From my occasional forays into conservative economic talk, there seems to be a fanbase of William McKinley among Trumpites, who is credited by many on the right with having brought the US out of the long Depression and sowed the seeds of its industrial might with what was seen at the time as a somewhat excessive use of tariffs. So there may be some behind Trump (I doubt if he’s read any 19th Century economic history) who believe in a sort of domestic shock doctrine, whereby a sharp tariff load would force a fundamental economic shift towards domestic production. I doubt it would work, but this may be the intellectual idea behind Trumps behaviour.

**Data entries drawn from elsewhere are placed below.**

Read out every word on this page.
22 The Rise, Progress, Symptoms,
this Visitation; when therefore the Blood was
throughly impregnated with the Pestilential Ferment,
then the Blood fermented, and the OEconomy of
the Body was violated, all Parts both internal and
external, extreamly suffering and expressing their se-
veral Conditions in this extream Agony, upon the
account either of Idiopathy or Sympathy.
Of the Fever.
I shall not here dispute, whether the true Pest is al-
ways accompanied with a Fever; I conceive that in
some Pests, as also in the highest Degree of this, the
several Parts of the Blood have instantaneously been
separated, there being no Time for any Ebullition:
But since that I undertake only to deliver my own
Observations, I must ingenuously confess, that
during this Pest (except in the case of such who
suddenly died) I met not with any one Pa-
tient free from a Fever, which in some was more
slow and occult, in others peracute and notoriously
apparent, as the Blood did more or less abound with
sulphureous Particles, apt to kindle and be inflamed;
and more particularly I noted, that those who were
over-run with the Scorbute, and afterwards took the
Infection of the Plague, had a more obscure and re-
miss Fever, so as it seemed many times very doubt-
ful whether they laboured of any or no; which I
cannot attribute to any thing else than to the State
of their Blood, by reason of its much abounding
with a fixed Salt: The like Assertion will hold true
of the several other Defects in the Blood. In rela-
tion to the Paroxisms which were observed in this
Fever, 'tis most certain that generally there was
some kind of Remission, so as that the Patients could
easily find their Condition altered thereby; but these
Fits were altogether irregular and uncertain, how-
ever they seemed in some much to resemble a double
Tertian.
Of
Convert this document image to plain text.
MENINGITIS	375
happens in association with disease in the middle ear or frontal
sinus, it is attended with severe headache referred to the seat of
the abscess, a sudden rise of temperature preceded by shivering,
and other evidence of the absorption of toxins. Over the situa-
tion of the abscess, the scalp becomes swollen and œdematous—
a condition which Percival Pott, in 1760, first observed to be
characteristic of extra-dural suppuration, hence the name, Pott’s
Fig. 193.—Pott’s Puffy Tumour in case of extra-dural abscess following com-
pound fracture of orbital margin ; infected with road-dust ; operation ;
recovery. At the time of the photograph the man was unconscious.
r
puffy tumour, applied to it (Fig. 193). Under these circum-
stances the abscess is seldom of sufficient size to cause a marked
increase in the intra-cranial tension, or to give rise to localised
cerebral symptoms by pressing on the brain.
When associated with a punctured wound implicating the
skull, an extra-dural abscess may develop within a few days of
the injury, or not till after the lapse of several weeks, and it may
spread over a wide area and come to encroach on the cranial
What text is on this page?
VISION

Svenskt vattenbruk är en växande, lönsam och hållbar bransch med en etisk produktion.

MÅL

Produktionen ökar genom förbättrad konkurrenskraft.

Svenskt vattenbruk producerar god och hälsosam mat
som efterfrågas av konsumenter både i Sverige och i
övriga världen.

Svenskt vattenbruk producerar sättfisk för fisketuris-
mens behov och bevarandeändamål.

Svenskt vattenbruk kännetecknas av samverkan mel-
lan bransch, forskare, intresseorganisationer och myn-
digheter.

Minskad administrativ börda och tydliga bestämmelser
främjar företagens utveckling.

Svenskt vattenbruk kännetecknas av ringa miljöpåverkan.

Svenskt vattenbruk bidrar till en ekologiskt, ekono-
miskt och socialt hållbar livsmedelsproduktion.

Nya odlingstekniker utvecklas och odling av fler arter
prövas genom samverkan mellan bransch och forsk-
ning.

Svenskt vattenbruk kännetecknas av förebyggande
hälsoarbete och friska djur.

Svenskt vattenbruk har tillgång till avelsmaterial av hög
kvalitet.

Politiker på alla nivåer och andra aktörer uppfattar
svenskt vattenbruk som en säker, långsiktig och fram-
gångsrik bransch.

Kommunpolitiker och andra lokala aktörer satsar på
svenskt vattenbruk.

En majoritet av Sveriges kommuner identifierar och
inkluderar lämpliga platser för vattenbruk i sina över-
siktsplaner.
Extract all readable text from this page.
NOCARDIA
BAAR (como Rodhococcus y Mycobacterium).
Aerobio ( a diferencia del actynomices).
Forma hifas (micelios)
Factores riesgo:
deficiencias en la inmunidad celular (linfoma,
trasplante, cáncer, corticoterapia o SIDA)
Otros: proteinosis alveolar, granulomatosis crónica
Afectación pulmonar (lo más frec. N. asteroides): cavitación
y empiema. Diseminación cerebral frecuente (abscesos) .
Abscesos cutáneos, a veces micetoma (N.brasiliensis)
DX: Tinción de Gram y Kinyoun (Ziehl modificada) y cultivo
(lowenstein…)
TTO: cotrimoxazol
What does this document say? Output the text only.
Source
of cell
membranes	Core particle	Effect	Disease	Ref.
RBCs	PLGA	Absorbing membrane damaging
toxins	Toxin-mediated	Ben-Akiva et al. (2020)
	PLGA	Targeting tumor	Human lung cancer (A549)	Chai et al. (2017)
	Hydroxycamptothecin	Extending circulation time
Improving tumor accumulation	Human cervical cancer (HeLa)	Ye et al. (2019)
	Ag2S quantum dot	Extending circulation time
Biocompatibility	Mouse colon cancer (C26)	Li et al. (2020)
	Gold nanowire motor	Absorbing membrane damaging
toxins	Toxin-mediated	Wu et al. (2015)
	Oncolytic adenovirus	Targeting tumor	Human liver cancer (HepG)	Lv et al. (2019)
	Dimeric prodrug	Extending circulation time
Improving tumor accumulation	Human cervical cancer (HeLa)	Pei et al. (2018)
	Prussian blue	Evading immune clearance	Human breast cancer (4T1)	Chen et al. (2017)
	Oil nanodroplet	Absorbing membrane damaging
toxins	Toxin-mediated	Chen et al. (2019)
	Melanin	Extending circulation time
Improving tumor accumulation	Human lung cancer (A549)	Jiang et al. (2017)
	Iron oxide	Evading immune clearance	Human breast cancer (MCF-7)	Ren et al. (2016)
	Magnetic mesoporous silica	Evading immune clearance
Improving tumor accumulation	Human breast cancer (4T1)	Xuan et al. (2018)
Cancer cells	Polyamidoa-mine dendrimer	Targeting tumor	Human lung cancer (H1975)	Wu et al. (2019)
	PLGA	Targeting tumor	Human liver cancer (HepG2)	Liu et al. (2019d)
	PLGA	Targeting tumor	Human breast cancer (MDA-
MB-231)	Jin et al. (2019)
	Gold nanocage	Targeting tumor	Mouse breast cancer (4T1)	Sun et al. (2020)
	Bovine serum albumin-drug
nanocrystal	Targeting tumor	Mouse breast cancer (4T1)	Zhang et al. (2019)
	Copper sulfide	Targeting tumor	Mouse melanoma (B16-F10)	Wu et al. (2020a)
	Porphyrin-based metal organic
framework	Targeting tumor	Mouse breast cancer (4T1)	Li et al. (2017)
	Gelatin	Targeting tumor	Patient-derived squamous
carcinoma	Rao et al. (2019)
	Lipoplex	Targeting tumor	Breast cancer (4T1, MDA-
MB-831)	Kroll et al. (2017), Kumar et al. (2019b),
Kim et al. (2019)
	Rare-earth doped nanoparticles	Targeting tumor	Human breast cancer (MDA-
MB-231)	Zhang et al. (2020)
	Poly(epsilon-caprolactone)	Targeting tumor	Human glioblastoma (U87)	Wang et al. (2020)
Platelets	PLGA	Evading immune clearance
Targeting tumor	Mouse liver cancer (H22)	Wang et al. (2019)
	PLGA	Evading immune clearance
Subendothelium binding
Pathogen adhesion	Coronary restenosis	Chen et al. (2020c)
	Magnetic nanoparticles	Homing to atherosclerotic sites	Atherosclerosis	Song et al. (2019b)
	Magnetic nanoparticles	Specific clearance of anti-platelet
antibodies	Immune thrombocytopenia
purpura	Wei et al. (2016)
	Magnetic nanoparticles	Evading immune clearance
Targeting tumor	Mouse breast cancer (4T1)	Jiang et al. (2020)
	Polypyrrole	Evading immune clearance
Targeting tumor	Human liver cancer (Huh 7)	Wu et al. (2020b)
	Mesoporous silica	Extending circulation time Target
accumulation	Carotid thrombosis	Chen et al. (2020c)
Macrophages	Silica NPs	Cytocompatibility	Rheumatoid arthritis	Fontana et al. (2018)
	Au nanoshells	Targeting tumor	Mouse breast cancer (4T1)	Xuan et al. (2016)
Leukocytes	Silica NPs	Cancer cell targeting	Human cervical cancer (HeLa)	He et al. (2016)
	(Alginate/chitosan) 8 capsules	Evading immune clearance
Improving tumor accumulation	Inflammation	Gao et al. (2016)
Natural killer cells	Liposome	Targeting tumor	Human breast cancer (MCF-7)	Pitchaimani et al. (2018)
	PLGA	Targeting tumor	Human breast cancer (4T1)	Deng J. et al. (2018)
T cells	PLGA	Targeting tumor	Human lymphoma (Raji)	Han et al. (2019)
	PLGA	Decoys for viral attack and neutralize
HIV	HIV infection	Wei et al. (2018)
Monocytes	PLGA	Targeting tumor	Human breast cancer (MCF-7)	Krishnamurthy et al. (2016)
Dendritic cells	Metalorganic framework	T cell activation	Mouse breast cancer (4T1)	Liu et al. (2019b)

On a broader sense, tariffs work very differently from how most economists think, because as Pettis has pointed out many times, conventional economic views on tariffs are primarily ideological, not based on rogorous analysis. Historically, tariffs have been a highly effective mode of promoting development, but its hard to find any examples of where developed countries have used them successfully (arguably, Russia is an example, even if the tariffs weren’t necessarily chosen by Moscow). The broad impact of tariffs is very similar to a devaluation (it shifts spending from consumers to producers), but in an (arguably) more focused way. The success or otherwise of past tariffs has almost always been down to a wide variety of features and circumstances that may not be replicable.
The one historical reality is that tariffs tend to favour countries running a trade deficit, which is why the US tariffs of the 1930’s were so catastrophic for the US. So it may be that there is a simple calculation that any damage caused to the US will be much worse for those countries running trade surpluses with the US, and so proportionately benefits the US in relative (if not actual) terms. For someone who sees trade as a zero sum game, this may make sense to Trump and those behind him. One thing credited to McKinley by some conservative historians was that he essentially broke the dominance of Britain as the latter clung to its love of free trade, leaving itself very vulnerable to a competitor willing to use tariffs ruthlessly. I don’t think this is true, but it is an article of faith for some on the paleo right.
The puzzling thing for me is why his new Big Tech buddies are so quiet about this. They are supposed to hate trade wars. I wonder if they see this as a ‘smash everything and pick up the pieces’ moment. But then again, Musk is talking about the US military defeating the cartels – if he believes that, he really is stupider than I thought.
I really hate delving too deeply into contemporary right wing thought, partly because the algos begin to think I’m a nazi, and partly because life is too short to spend much time on what they think. However, it is undeniable that since covid there have been a range of new ideas emerging among the paleos, the libertarians, and the old style conservatives, some of which are lunatic, some of which are quite interesting. I’ve no idea of the internal dynamics behind Trumps new supporters, but I do think we are looking at a whole new set of ideas far away from traditional Republicans or conservatives as a whole. So while we can’t discount that this is just Trump being Trump, there may well be a surprisingly coherent ideology behind all this.